Today a man named William 'Bill' Robinson lost his life. Mourn him for me as I yet to feel what you call guilt. I feel shame as if one of my coworkers found his lifeless body for some godforsaken reason this was traced back to me I would be arrested and have to face an endless life sentence in one of your traitorous prisons. Bill Robinson had a family; He had children. He was not without sin yet his neighbors might have considered him a good person, loving neighbor, great Father, and husband. I tend to write obituaries. I don't know this bastard at all. I couldn't care less. I enjoyed watching his soul leave his body and my teeth marks still hinder his corpses bare neck. My soul is down in the fire.

After returning to work I'm to sit and act as though nothing has happened. My engagement with Bill Robinson was completely void and now I never knew him; Despite sharing the intimate moment of his death together.
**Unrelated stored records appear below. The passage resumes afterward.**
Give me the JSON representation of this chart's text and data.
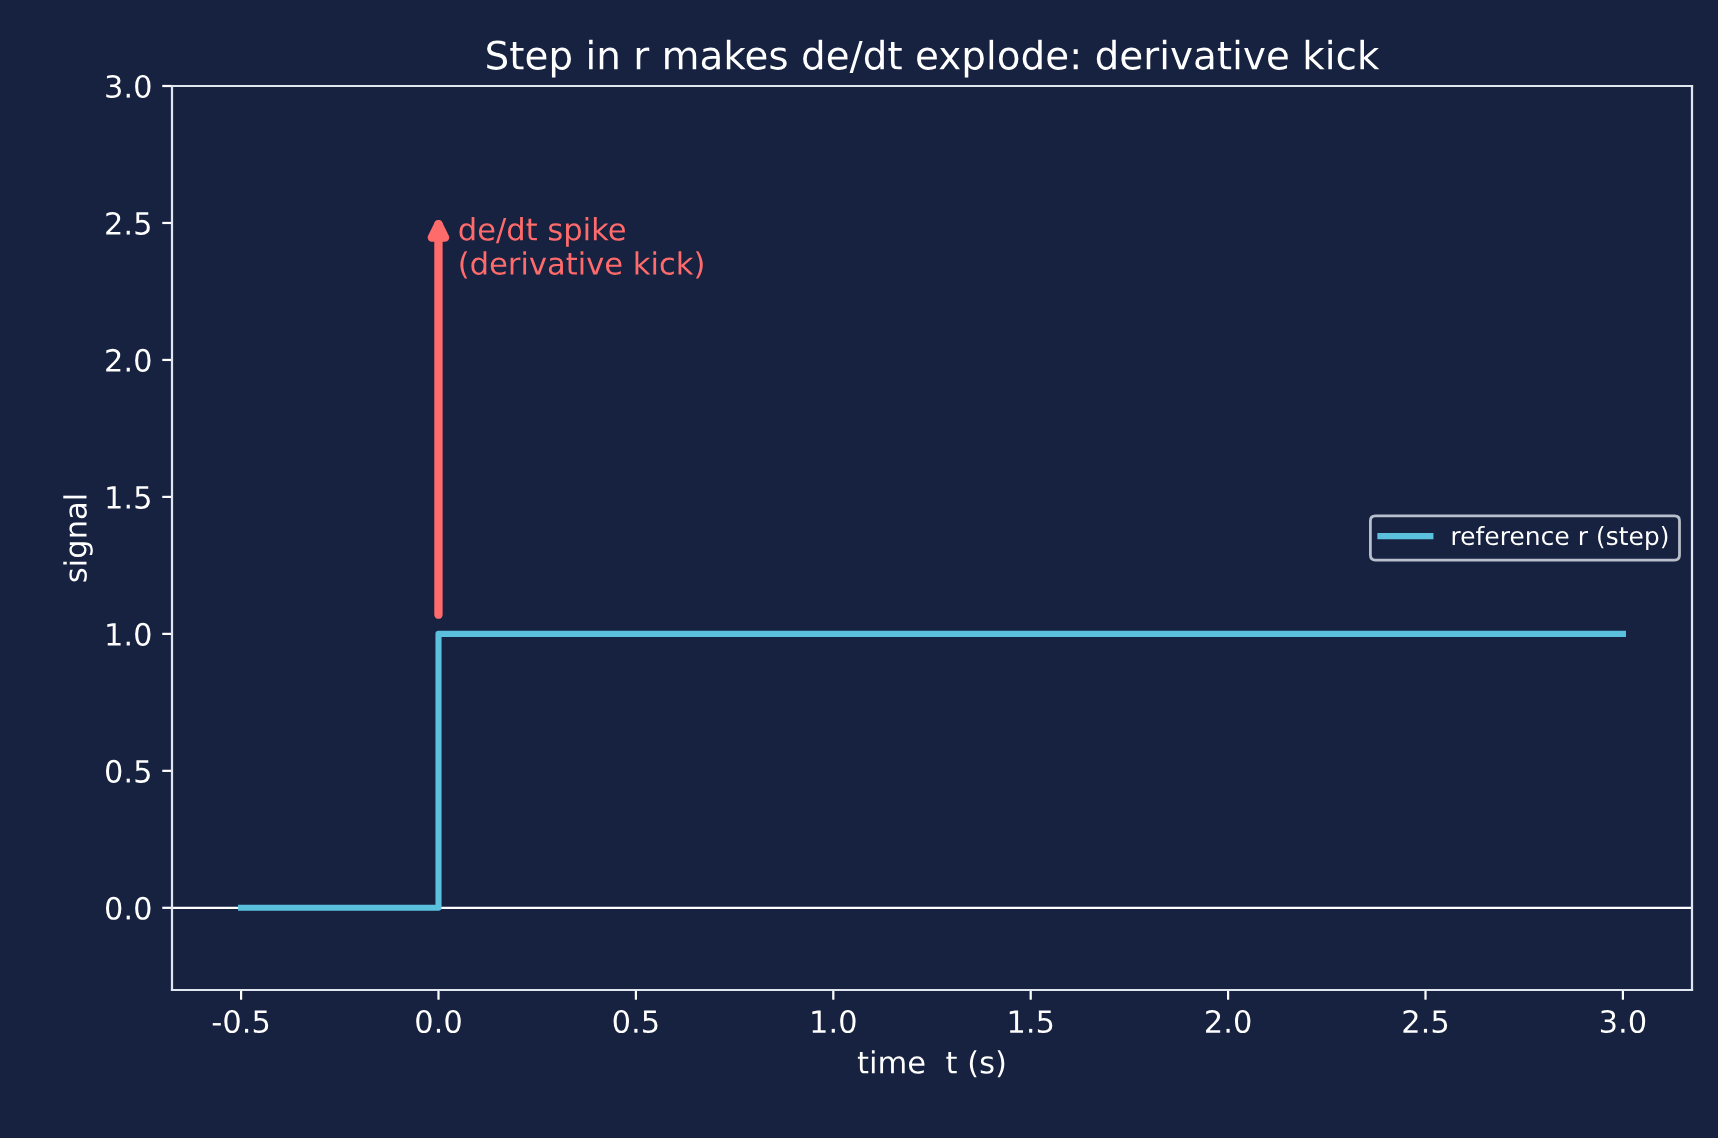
{
  "chart_data": {
    "type": "step",
    "title": "Step in r makes de/dt explode: derivative kick",
    "xlabel": "time  t (s)",
    "ylabel": "signal",
    "series": [
      {
        "name": "reference r (step)",
        "color": "#5bc0de",
        "x": [
          -0.5,
          0,
          3
        ],
        "values": [
          0,
          1,
          1
        ]
      }
    ],
    "xlim": [
      -0.675,
      3.175
    ],
    "xticks": [
      -0.5,
      {
        "value": 0,
        "label": "0.0"
      },
      0.5,
      {
        "value": 1,
        "label": "1.0"
      },
      1.5,
      {
        "value": 2,
        "label": "2.0"
      },
      2.5,
      {
        "value": 3,
        "label": "3.0"
      }
    ],
    "ylim": [
      -0.3,
      3.0
    ],
    "yticks": [
      {
        "value": 0,
        "label": "0.0"
      },
      0.5,
      {
        "value": 1,
        "label": "1.0"
      },
      1.5,
      {
        "value": 2,
        "label": "2.0"
      },
      2.5,
      {
        "value": 3,
        "label": "3.0"
      }
    ],
    "ref_lines": [
      {
        "axis": "y",
        "value": 0,
        "color": "#ffffff"
      }
    ],
    "annotations": [
      "de/dt spike\n(derivative kick)"
    ],
    "grid": false,
    "legend": "right"
  }
}
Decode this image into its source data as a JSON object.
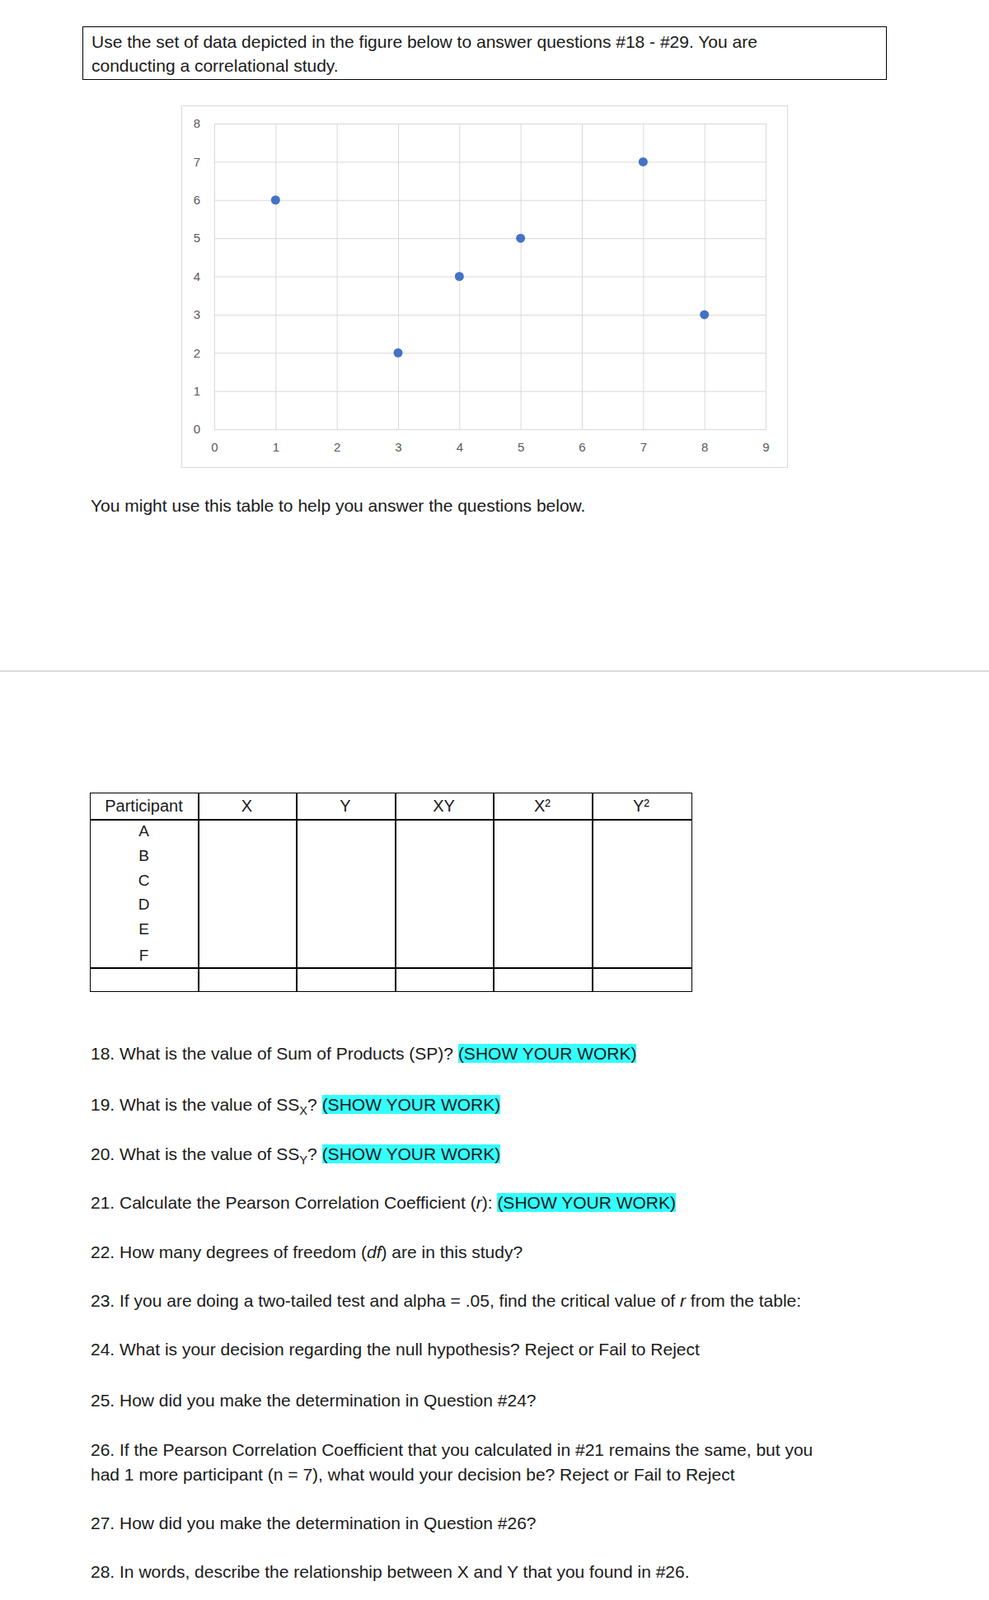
{
  "intro": [
    "Use the set of data depicted in the figure below to answer questions #18 - #29. You are",
    "conducting a correlational study."
  ],
  "chart_data": {
    "type": "scatter",
    "x": [
      1,
      3,
      4,
      5,
      7,
      8
    ],
    "values": [
      6,
      2,
      4,
      5,
      7,
      3
    ],
    "color": "#4472c4",
    "marker": "circle",
    "xlim": [
      0,
      9
    ],
    "ylim": [
      0,
      8
    ],
    "xticks": [
      0,
      1,
      2,
      3,
      4,
      5,
      6,
      7,
      8,
      9
    ],
    "yticks": [
      0,
      1,
      2,
      3,
      4,
      5,
      6,
      7,
      8
    ],
    "grid": true
  },
  "table_note": "You might use this table to help you answer the questions below.",
  "table": {
    "header": [
      "Participant",
      "X",
      "Y",
      "XY",
      "X²",
      "Y²"
    ],
    "rows": [
      [
        "A"
      ],
      [
        "B"
      ],
      [
        "C"
      ],
      [
        "D"
      ],
      [
        "E"
      ],
      [
        "F"
      ]
    ]
  },
  "questions": [
    {
      "lines": [
        [
          {
            "text": "18. What is the value of Sum of Products (SP)? "
          },
          {
            "text": "(SHOW YOUR WORK)",
            "style": "highlight"
          }
        ]
      ]
    },
    {
      "lines": [
        [
          {
            "text": "19. What is the value of SS"
          },
          {
            "text": "X",
            "style": "sub"
          },
          {
            "text": "? "
          },
          {
            "text": "(SHOW YOUR WORK)",
            "style": "highlight"
          }
        ]
      ]
    },
    {
      "lines": [
        [
          {
            "text": "20. What is the value of SS"
          },
          {
            "text": "Y",
            "style": "sub"
          },
          {
            "text": "? "
          },
          {
            "text": "(SHOW YOUR WORK)",
            "style": "highlight"
          }
        ]
      ]
    },
    {
      "lines": [
        [
          {
            "text": "21. Calculate the Pearson Correlation Coefficient ("
          },
          {
            "text": "r",
            "style": "italic"
          },
          {
            "text": "): "
          },
          {
            "text": "(SHOW YOUR WORK)",
            "style": "highlight"
          }
        ]
      ]
    },
    {
      "lines": [
        [
          {
            "text": "22. How many degrees of freedom ("
          },
          {
            "text": "df",
            "style": "italic"
          },
          {
            "text": ") are in this study?"
          }
        ]
      ]
    },
    {
      "lines": [
        [
          {
            "text": "23. If you are doing a two-tailed test and alpha = .05, find the critical value of "
          },
          {
            "text": "r",
            "style": "italic"
          },
          {
            "text": " from the table:"
          }
        ]
      ]
    },
    {
      "lines": [
        [
          {
            "text": "24. What is your decision regarding the null hypothesis? Reject or Fail to Reject"
          }
        ]
      ]
    },
    {
      "lines": [
        [
          {
            "text": "25. How did you make the determination in Question #24?"
          }
        ]
      ]
    },
    {
      "lines": [
        [
          {
            "text": "26. If the Pearson Correlation Coefficient that you calculated in #21 remains the same, but you"
          }
        ],
        [
          {
            "text": "had 1 more participant (n = 7), what would your decision be? Reject or Fail to Reject"
          }
        ]
      ]
    },
    {
      "lines": [
        [
          {
            "text": "27. How did you make the determination in Question #26?"
          }
        ]
      ]
    },
    {
      "lines": [
        [
          {
            "text": "28. In words, describe the relationship between X and Y that you found in #26."
          }
        ]
      ]
    }
  ]
}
The blood pours down the poor bastard's chest while he gasped for air and I laughed while I watched it drip. Such a waste. I wanted to eat your goddamn heart, Bill! I wanted to savor the moment but duty calls; There's no rest for the wicked I suppose. Am I a demon? I need to know.

My secretary is a blonde, short, blue eyes. Today she's wearing a plaid mini skirt and a nice long sleeved black top. Her name is Clair. A fat girls name and not suiting to her. I'd sooner call her bunny. She's cute like a bunny and today she forgets to make the copy, start the printer. and bring me the trades section.
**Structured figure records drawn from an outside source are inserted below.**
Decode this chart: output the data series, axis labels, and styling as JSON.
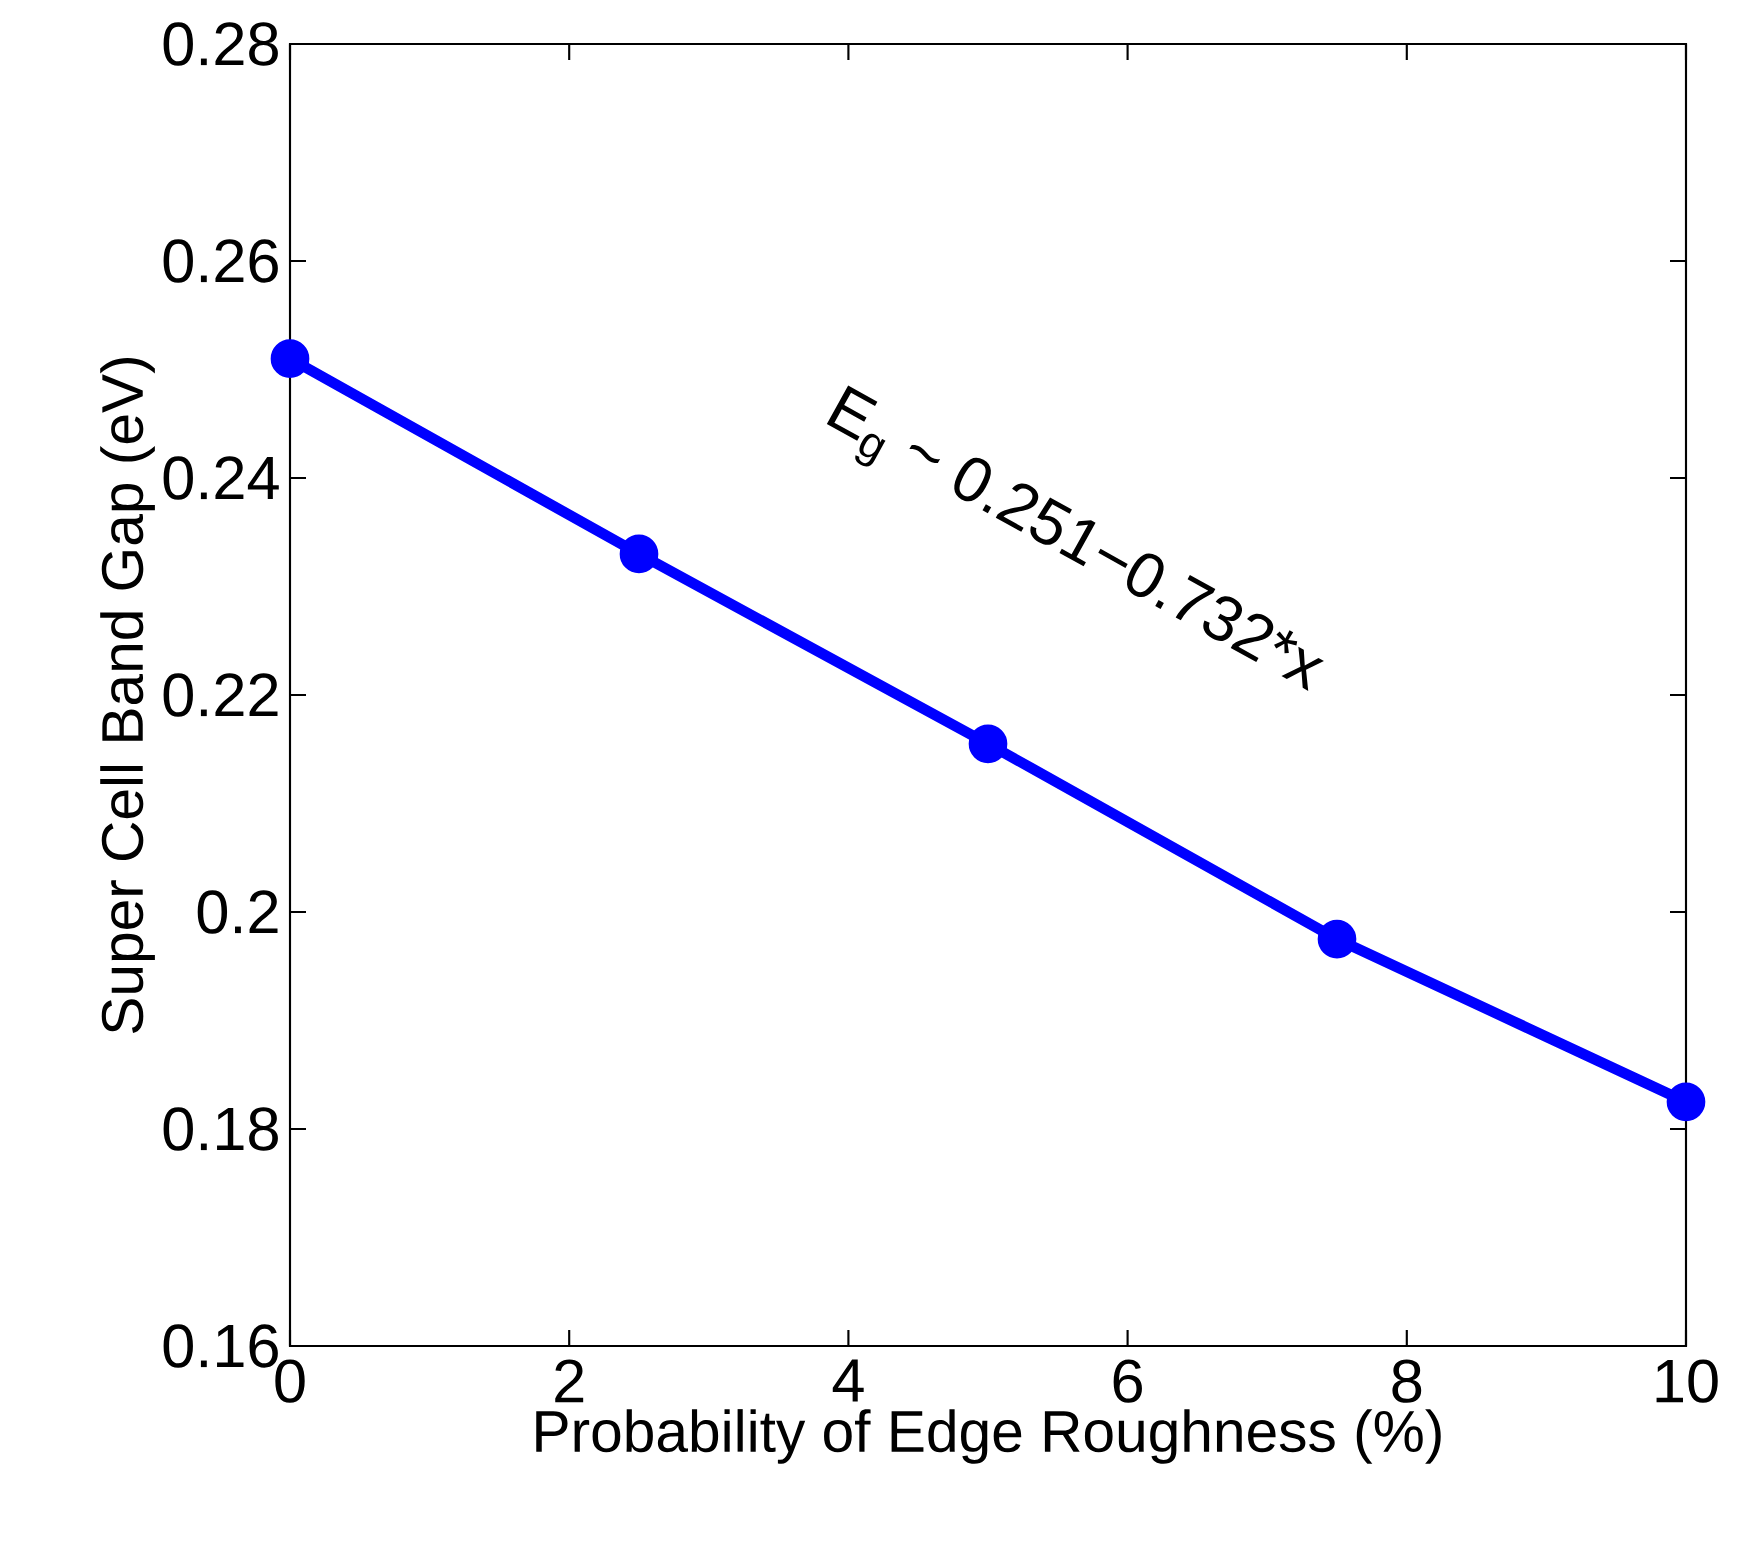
{
  "chart_data": {
    "type": "line",
    "xlabel": "Probability of Edge Roughness (%)",
    "ylabel": "Super Cell Band Gap (eV)",
    "x": [
      0,
      2.5,
      5,
      7.5,
      10
    ],
    "series": [
      {
        "color": "#0000ff",
        "values": [
          0.251,
          0.233,
          0.2155,
          0.1975,
          0.1825
        ]
      }
    ],
    "marker": "circle",
    "line_style": "solid",
    "xlim": [
      0,
      10
    ],
    "xticks": [
      0,
      2,
      4,
      6,
      8,
      10
    ],
    "ylim": [
      0.16,
      0.28
    ],
    "yticks": [
      0.16,
      0.18,
      0.2,
      0.22,
      0.24,
      0.26,
      0.28
    ],
    "annotations": [
      "E$_{g}$ ~ 0.251−0.732*x"
    ]
  }
}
Clair smells of vodka and you may be wondering why I keep someone who sounds so incompetent on staff and the only answer I can give you is she's simply not observant.

I myself am an intellectual. An average height man with a dark brown trendy faux hawk my barber offers to only the most elegant and suiting of his clients. I'm muscular but not overly. You can't tell through a suit aside from my broad shoulders and I'm almost always wearing a suit. A dark gray Armani blazer and a red and black power tie.

My face is young. It's so young you may guess I'm in my twenties and even if you do begin to notice the aging in my face, around my eyes you'll be distracted by the powerful, radiant green glow they give in the darkness.

I'm pale but very beautiful. I do not go in to the sunlight and I do not smile. If I smile I smirk and even then it's not for long. Everyone tells me to smile but I simply do not enjoy it.
"Do you want the trade section, Michael?" She asks nervously as she's finally realized she's forgotten to do the most basic of the mundane tasks I assign to her. She seems melancholy. She seems distant. She always seems distracted as if she is literally watching the hamster run on the wheel in her head.

"Yes, Please!" I say in a peppy, rewarding tone. I want to tear your fucking eyes out and shove something phallic into your sockets, Claire. I am the beast in Armani exchange, AX. I wear only Hugo Boss cologne as it seems to mask the smell of my achievements quite well. I have a tendency to overdress for things but you can never overdress for Montgomery and Wilder. I work as an accountant, a bookkeeper, and financial adviser. I've done this job for almost eleven years. It's hard to keep a job until retirement when your immortality suggests you'll live forever. A mere suggestion; behead me.